Timestamp Dependence Remediation
How to eliminate exploitable timestamp dependence by replacing block.timestamp with block numbers, commit-reveal schemes, or off-chain randomness.
Timestamp Dependence Remediation
Overview
Timestamp dependence vulnerabilities arise when contract logic relies on block.timestamp for outcomes where a validator’s ability to adjust the timestamp by approximately 15 seconds creates an exploitable window. The remediation depends on the use case: replace with block numbers for duration calculations, or use verifiable randomness (Chainlink VRF) for random outcomes.
Related Detector: Timestamp Dependence
Recommended Fix
Before (Vulnerable)
// Lottery using block.timestamp — validators can withhold blocks to bias outcome
function pickWinner() external {
require(block.timestamp >= lotteryEndTime, "Lottery still active");
uint256 randomIndex = uint256(keccak256(abi.encodePacked(
block.timestamp, // Validator-influenceable
block.prevrandao,
msg.sender
))) % participants.length;
winner = participants[randomIndex];
}
After (Fixed)
// Option 1: Chainlink VRF for provably fair randomness
import "@chainlink/contracts/src/v0.8/vrf/VRFConsumerBaseV2.sol";
import "@chainlink/contracts/src/v0.8/vrf/interfaces/VRFCoordinatorV2Interface.sol";
contract FairLottery is VRFConsumerBaseV2 {
VRFCoordinatorV2Interface COORDINATOR;
uint256 public randomResult;
function requestWinner() external {
require(block.timestamp >= lotteryEndTime);
// Request randomness from Chainlink VRF — unpredictable and verifiable
COORDINATOR.requestRandomWords(keyHash, subscriptionId, 3, 100000, 1);
}
function fulfillRandomWords(uint256, uint256[] memory randomWords) internal override {
winner = participants[randomWords[0] % participants.length];
}
}
Alternative Mitigations
Block number instead of timestamp for duration tracking — block numbers increase monotonically and cannot be manipulated by validators (only delayed):
// Instead of: require(block.timestamp >= startTime + duration)
// Use: require(block.number >= startBlock + durationInBlocks)

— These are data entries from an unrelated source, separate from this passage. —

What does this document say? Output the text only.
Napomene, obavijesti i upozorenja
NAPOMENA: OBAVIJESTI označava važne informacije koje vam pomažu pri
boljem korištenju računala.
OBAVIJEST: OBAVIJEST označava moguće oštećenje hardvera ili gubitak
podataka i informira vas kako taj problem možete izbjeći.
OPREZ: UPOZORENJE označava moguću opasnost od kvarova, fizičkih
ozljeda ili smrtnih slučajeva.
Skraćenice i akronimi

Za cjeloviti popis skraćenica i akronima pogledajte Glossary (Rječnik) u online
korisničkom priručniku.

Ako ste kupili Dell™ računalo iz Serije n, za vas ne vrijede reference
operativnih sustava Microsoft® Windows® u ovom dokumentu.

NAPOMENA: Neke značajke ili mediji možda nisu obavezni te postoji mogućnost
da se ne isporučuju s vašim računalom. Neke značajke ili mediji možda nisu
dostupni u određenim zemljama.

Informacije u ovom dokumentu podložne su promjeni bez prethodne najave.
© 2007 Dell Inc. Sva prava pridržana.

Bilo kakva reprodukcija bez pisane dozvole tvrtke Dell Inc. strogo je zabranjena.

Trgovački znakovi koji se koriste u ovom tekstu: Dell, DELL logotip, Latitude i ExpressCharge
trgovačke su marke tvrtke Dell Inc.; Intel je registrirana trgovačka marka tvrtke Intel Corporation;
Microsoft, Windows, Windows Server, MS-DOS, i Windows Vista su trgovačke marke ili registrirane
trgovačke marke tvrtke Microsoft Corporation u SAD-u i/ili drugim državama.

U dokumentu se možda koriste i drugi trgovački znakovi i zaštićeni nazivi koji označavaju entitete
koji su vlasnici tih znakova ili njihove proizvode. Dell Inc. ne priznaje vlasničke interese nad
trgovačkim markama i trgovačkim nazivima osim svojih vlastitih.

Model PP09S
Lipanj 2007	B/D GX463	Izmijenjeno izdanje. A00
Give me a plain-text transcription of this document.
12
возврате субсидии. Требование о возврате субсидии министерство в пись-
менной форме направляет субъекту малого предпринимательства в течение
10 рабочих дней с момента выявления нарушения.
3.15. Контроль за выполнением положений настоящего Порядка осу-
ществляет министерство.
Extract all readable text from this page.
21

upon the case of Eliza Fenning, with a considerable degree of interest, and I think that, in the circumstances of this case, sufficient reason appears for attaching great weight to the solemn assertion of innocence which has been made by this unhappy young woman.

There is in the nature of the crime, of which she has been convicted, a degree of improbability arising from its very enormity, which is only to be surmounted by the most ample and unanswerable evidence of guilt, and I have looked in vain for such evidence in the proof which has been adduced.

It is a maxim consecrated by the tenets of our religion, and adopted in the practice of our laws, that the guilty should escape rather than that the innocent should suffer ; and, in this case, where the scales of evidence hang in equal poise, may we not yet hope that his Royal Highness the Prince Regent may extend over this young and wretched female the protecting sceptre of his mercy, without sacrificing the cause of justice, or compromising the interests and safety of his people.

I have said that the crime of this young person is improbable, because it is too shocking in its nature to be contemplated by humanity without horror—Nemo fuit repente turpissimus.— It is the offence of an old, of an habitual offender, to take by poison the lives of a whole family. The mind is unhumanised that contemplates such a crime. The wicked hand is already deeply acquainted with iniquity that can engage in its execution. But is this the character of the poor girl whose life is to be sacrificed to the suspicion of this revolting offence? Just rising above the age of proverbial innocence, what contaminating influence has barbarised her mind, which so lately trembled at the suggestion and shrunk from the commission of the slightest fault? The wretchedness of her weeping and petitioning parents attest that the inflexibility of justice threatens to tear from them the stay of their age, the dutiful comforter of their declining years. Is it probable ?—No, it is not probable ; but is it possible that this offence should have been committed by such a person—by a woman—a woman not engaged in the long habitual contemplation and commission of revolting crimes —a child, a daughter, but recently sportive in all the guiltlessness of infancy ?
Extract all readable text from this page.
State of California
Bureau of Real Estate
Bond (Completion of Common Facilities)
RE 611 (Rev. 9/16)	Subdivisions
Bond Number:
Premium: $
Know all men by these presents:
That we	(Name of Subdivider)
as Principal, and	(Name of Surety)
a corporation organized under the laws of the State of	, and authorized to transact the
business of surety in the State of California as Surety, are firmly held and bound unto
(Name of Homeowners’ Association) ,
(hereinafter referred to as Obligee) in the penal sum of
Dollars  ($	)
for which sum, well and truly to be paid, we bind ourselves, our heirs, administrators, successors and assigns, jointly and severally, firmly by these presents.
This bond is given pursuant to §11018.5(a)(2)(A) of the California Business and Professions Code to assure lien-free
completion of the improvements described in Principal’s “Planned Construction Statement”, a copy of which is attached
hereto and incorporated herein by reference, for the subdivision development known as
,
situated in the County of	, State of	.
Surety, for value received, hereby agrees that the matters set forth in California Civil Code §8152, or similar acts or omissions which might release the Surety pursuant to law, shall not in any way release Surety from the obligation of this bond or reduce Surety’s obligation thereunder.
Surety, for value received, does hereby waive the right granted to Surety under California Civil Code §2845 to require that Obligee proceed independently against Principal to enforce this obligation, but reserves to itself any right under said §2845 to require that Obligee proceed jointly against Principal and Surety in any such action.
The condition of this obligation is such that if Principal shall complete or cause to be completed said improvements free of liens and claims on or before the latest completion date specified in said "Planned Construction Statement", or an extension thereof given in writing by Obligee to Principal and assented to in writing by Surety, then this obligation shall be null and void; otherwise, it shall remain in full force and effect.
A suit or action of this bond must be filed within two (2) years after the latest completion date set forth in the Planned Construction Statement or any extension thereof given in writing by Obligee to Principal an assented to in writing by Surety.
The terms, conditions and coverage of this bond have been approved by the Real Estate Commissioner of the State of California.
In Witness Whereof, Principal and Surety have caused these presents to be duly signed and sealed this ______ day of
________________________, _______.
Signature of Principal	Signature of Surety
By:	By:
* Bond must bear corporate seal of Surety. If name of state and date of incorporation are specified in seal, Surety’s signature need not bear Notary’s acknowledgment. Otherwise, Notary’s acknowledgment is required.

uint256 public startBlock;
uint256 public constant DURATION_BLOCKS = 7200; // ~1 day at 12s/block
function isEnded() public view returns (bool) {
return block.number >= startBlock + DURATION_BLOCKS;
}
15-second tolerance — for non-critical time checks where 15 seconds of variance is acceptable, document the assumption and ensure the economic value at stake does not justify the manipulation cost:
// Acceptable: loan due date with 15-second tolerance is not exploitable
// because the economic value of 15 seconds of time is negligible
require(block.timestamp >= dueDate, "Loan not yet due");
// Document: validator timestamp manipulation is bounded to ~15s;
// this tolerance is acceptable for loan timing
Common Mistakes
Using block.timestamp for lotteries or random outcomes — any timestamp-based randomness where the expected gain exceeds the cost of 15-second block withholding is exploitable by validators.
Using block.timestamp as a nonce or unique identifier — two transactions in the same block share the same block.timestamp. Never use timestamp as a unique key.
Tight deadline enforcement — enforcing a deadline within seconds using block.timestamp is unreliable because validators can bias timestamps by up to 15 seconds.